Schweizer Unternehmen mangelt es an Vertrauen in den Renminbi. Abschreckend wirken in erster Linie die Beschränkungen des Kapitalverkehrs durch die chinesische Zentralbank.
Mitarbeitende der China Construction Bank (CCB) an einer Medienkonferenz in Zürich. (Bild: Keystone)

Der schweizerische Finanzplatz hat in den vergangenen Jahren viel Energie investiert, damit der Renminbi in der Schweiz gehandelt werden kann. Angesichts der Handelszunahme zwischen der Schweiz und China erachtete die Bankiervereinigung den Aufbau eines sogenannten Renminbi-Hubs in der Schweiz als prioritär. Damit wird ein Finanzzentrum ausserhalb Chinas bezeichnet, in dem der Renminbi grenzüberschreitend gehandelt werden kann.

Die Bemühungen um einen Renminbi-Hub waren 2014 und damit im gleichen Jahr von Erfolg gekrönt, in dem auch das Freihandelsabkommen zwischen der Schweiz und China in Kraft trat. Die Zentralbanken der beiden Länder schlossen eine Swap-Vereinbarung ab, welche die Entstehung eines liquiden Renminbi-Franken-Marktes ermöglichte. Ebenfalls 2014 nahm die Schweizerische Nationalbank (SNB) den Renminbi als Reservewährung in ihr wachsendes asiatisches Fremdwährungsportfolio auf.
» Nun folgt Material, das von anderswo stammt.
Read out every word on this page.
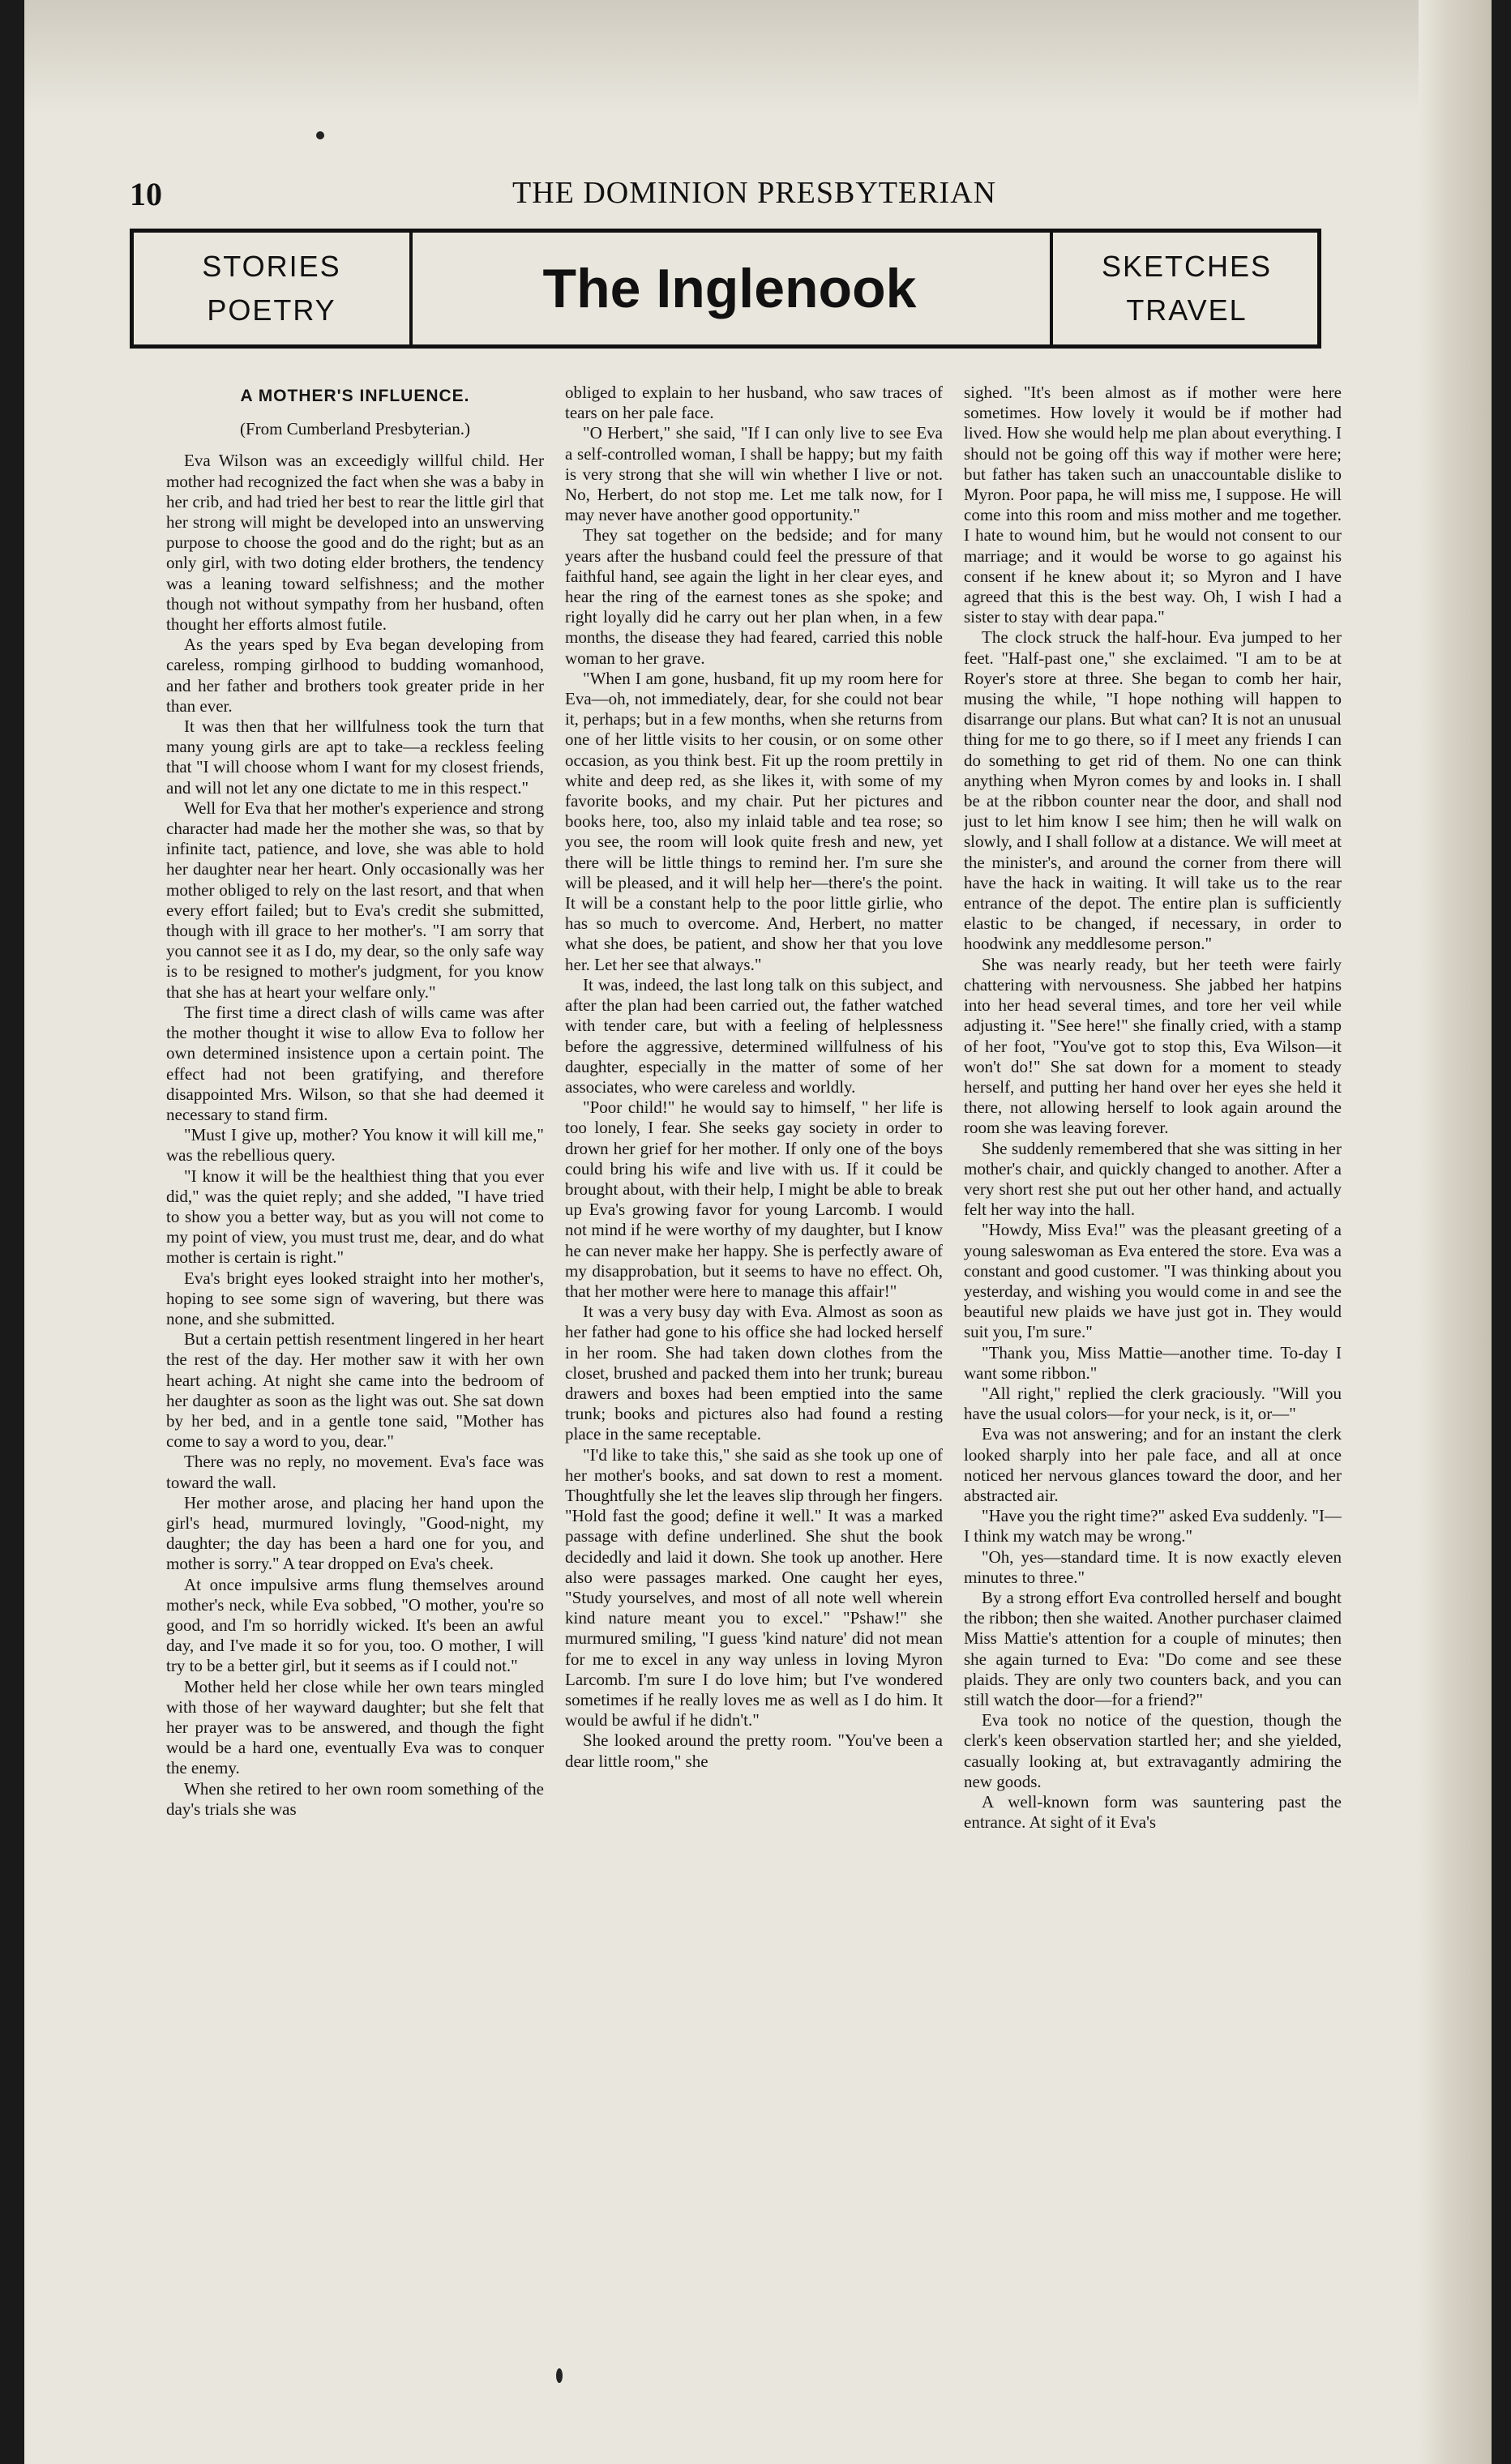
10	THE DOMINION PRESBYTERIAN
STORIES
POETRY	The Inglenook	SKETCHES
TRAVEL
A MOTHER'S INFLUENCE.
(From Cumberland Presbyterian.)

Eva Wilson was an exceedigly willful child. Her mother had recognized the fact when she was a baby in her crib, and had tried her best to rear the little girl that her strong will might be developed into an unswerving purpose to choose the good and do the right; but as an only girl, with two doting elder brothers, the tendency was a leaning toward selfishness; and the mother though not without sympathy from her husband, often thought her efforts almost futile.

As the years sped by Eva began developing from careless, romping girlhood to budding womanhood, and her father and brothers took greater pride in her than ever.

It was then that her willfulness took the turn that many young girls are apt to take—a reckless feeling that "I will choose whom I want for my closest friends, and will not let any one dictate to me in this respect."

Well for Eva that her mother's experience and strong character had made her the mother she was, so that by infinite tact, patience, and love, she was able to hold her daughter near her heart. Only occasionally was her mother obliged to rely on the last resort, and that when every effort failed; but to Eva's credit she submitted, though with ill grace to her mother's. "I am sorry that you cannot see it as I do, my dear, so the only safe way is to be resigned to mother's judgment, for you know that she has at heart your welfare only."

The first time a direct clash of wills came was after the mother thought it wise to allow Eva to follow her own determined insistence upon a certain point. The effect had not been gratifying, and therefore disappointed Mrs. Wilson, so that she had deemed it necessary to stand firm.

"Must I give up, mother? You know it will kill me," was the rebellious query.

"I know it will be the healthiest thing that you ever did," was the quiet reply; and she added, "I have tried to show you a better way, but as you will not come to my point of view, you must trust me, dear, and do what mother is certain is right."

Eva's bright eyes looked straight into her mother's, hoping to see some sign of wavering, but there was none, and she submitted.

But a certain pettish resentment lingered in her heart the rest of the day. Her mother saw it with her own heart aching. At night she came into the bedroom of her daughter as soon as the light was out. She sat down by her bed, and in a gentle tone said, "Mother has come to say a word to you, dear."

There was no reply, no movement. Eva's face was toward the wall.

Her mother arose, and placing her hand upon the girl's head, murmured lovingly, "Good-night, my daughter; the day has been a hard one for you, and mother is sorry." A tear dropped on Eva's cheek.

At once impulsive arms flung themselves around mother's neck, while Eva sobbed, "O mother, you're so good, and I'm so horridly wicked. It's been an awful day, and I've made it so for you, too. O mother, I will try to be a better girl, but it seems as if I could not."

Mother held her close while her own tears mingled with those of her wayward daughter; but she felt that her prayer was to be answered, and though the fight would be a hard one, eventually Eva was to conquer the enemy.

When she retired to her own room something of the day's trials she was

obliged to explain to her husband, who saw traces of tears on her pale face.

"O Herbert," she said, "If I can only live to see Eva a self-controlled woman, I shall be happy; but my faith is very strong that she will win whether I live or not. No, Herbert, do not stop me. Let me talk now, for I may never have another good opportunity."

They sat together on the bedside; and for many years after the husband could feel the pressure of that faithful hand, see again the light in her clear eyes, and hear the ring of the earnest tones as she spoke; and right loyally did he carry out her plan when, in a few months, the disease they had feared, carried this noble woman to her grave.

"When I am gone, husband, fit up my room here for Eva—oh, not immediately, dear, for she could not bear it, perhaps; but in a few months, when she returns from one of her little visits to her cousin, or on some other occasion, as you think best. Fit up the room prettily in white and deep red, as she likes it, with some of my favorite books, and my chair. Put her pictures and books here, too, also my inlaid table and tea rose; so you see, the room will look quite fresh and new, yet there will be little things to remind her. I'm sure she will be pleased, and it will help her—there's the point. It will be a constant help to the poor little girlie, who has so much to overcome. And, Herbert, no matter what she does, be patient, and show her that you love her. Let her see that always."

It was, indeed, the last long talk on this subject, and after the plan had been carried out, the father watched with tender care, but with a feeling of helplessness before the aggressive, determined willfulness of his daughter, especially in the matter of some of her associates, who were careless and worldly.

"Poor child!" he would say to himself, " her life is too lonely, I fear. She seeks gay society in order to drown her grief for her mother. If only one of the boys could bring his wife and live with us. If it could be brought about, with their help, I might be able to break up Eva's growing favor for young Larcomb. I would not mind if he were worthy of my daughter, but I know he can never make her happy. She is perfectly aware of my disapprobation, but it seems to have no effect. Oh, that her mother were here to manage this affair!"

It was a very busy day with Eva. Almost as soon as her father had gone to his office she had locked herself in her room. She had taken down clothes from the closet, brushed and packed them into her trunk; bureau drawers and boxes had been emptied into the same trunk; books and pictures also had found a resting place in the same receptable.

"I'd like to take this," she said as she took up one of her mother's books, and sat down to rest a moment. Thoughtfully she let the leaves slip through her fingers. "Hold fast the good; define it well." It was a marked passage with define underlined. She shut the book decidedly and laid it down. She took up another. Here also were passages marked. One caught her eyes, "Study yourselves, and most of all note well wherein kind nature meant you to excel." "Pshaw!" she murmured smiling, "I guess 'kind nature' did not mean for me to excel in any way unless in loving Myron Larcomb. I'm sure I do love him; but I've wondered sometimes if he really loves me as well as I do him. It would be awful if he didn't."

She looked around the pretty room. "You've been a dear little room," she

sighed. "It's been almost as if mother were here sometimes. How lovely it would be if mother had lived. How she would help me plan about everything. I should not be going off this way if mother were here; but father has taken such an unaccountable dislike to Myron. Poor papa, he will miss me, I suppose. He will come into this room and miss mother and me together. I hate to wound him, but he would not consent to our marriage; and it would be worse to go against his consent if he knew about it; so Myron and I have agreed that this is the best way. Oh, I wish I had a sister to stay with dear papa."

The clock struck the half-hour. Eva jumped to her feet. "Half-past one," she exclaimed. "I am to be at Royer's store at three. She began to comb her hair, musing the while, "I hope nothing will happen to disarrange our plans. But what can? It is not an unusual thing for me to go there, so if I meet any friends I can do something to get rid of them. No one can think anything when Myron comes by and looks in. I shall be at the ribbon counter near the door, and shall nod just to let him know I see him; then he will walk on slowly, and I shall follow at a distance. We will meet at the minister's, and around the corner from there will have the hack in waiting. It will take us to the rear entrance of the depot. The entire plan is sufficiently elastic to be changed, if necessary, in order to hoodwink any meddlesome person."

She was nearly ready, but her teeth were fairly chattering with nervousness. She jabbed her hatpins into her head several times, and tore her veil while adjusting it. "See here!" she finally cried, with a stamp of her foot, "You've got to stop this, Eva Wilson—it won't do!" She sat down for a moment to steady herself, and putting her hand over her eyes she held it there, not allowing herself to look again around the room she was leaving forever.

She suddenly remembered that she was sitting in her mother's chair, and quickly changed to another. After a very short rest she put out her other hand, and actually felt her way into the hall.

"Howdy, Miss Eva!" was the pleasant greeting of a young saleswoman as Eva entered the store. Eva was a constant and good customer. "I was thinking about you yesterday, and wishing you would come in and see the beautiful new plaids we have just got in. They would suit you, I'm sure."

"Thank you, Miss Mattie—another time. To-day I want some ribbon."

"All right," replied the clerk graciously. "Will you have the usual colors—for your neck, is it, or—"

Eva was not answering; and for an instant the clerk looked sharply into her pale face, and all at once noticed her nervous glances toward the door, and her abstracted air.

"Have you the right time?" asked Eva suddenly. "I—I think my watch may be wrong."

"Oh, yes—standard time. It is now exactly eleven minutes to three."

By a strong effort Eva controlled herself and bought the ribbon; then she waited. Another purchaser claimed Miss Mattie's attention for a couple of minutes; then she again turned to Eva: "Do come and see these plaids. They are only two counters back, and you can still watch the door—for a friend?"

Eva took no notice of the question, though the clerk's keen observation startled her; and she yielded, casually looking at, but extravagantly admiring the new goods.

A well-known form was sauntering past the entrance. At sight of it Eva's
Als erste chinesische Bank eröffnete 2016 die China Construction Bank (CCB) eine Niederlassung in Zürich, welche seither als Clearing-Bank für Transaktionen in Renminbi in der Schweiz fungiert. Dieses Jahr folgte die Industrial and Commercial Bank of China (ICBC). Schweizer Unternehmen können nun Renminbi-Konten unterhalten und grenzüberschreitende Transaktionen direkt aus der Schweiz mit den chinesischen Gegenparteien abwickeln, ohne Umwege über den Dollar oder über andere Finanzplätze wie Hongkong oder Singapur zu gehen. Damit wird sichergestellt, dass der Finanzplatz Schweiz den Anschluss unter anderem gegenüber London, Frankfurt, Paris und Luxemburg nicht verpasst.

Schrittweise Öffnung


Als Export- und Importland ist China grundsätzlich bestrebt, Zahlungen mit dem Ausland in Renminbi zu tätigen. So werden Wechselkursrisiken und die Abhängigkeit von Fremdwährungsreserven eliminiert. Im internationalen Handel ist der Renminbi aber erst seit Mitte 2009 als Zahlungsmittel zugelassen. Da die Stabilität des Finanzsystems nach innen für Peking absolute Priorität hat, erfolgt die währungspolitische Öffnung Chinas schrittweise[1]: Zunächst werden in den wichtigsten Finanzzentren der Welt Reminbi-Hubs errichtet, was dort zu Liquiditätsbeständen an Renminbi führt. Bereits bestehen rund zwei Dutzend solcher Hubs. Die Absicht der chinesischen Regierung ist klar: Der Renminbi soll sich als globale Handelswährung etablieren und mittels attraktiver Investitionsmöglichkeiten ausserhalb Chinas zu einer globalen Investitionswährung werden. Eine Internationalisierung des Renminbis ist dabei nicht nur für Chinas grenzüberschreitende Handelstätigkeit von Vorteil, sondern auch für chinesische Infrastrukturprojekte im Ausland – mit der «neuen Seidenstrasse» (Belt and Road Initiative) als bekanntestem Beispiel. Aus chinesischer Sicht ist klar: Wenn diese Projekte in Renminbi abgewickelt werden, sind die chinesischen Banken gegenüber der ausländischen Konkurrenz im Vorteil.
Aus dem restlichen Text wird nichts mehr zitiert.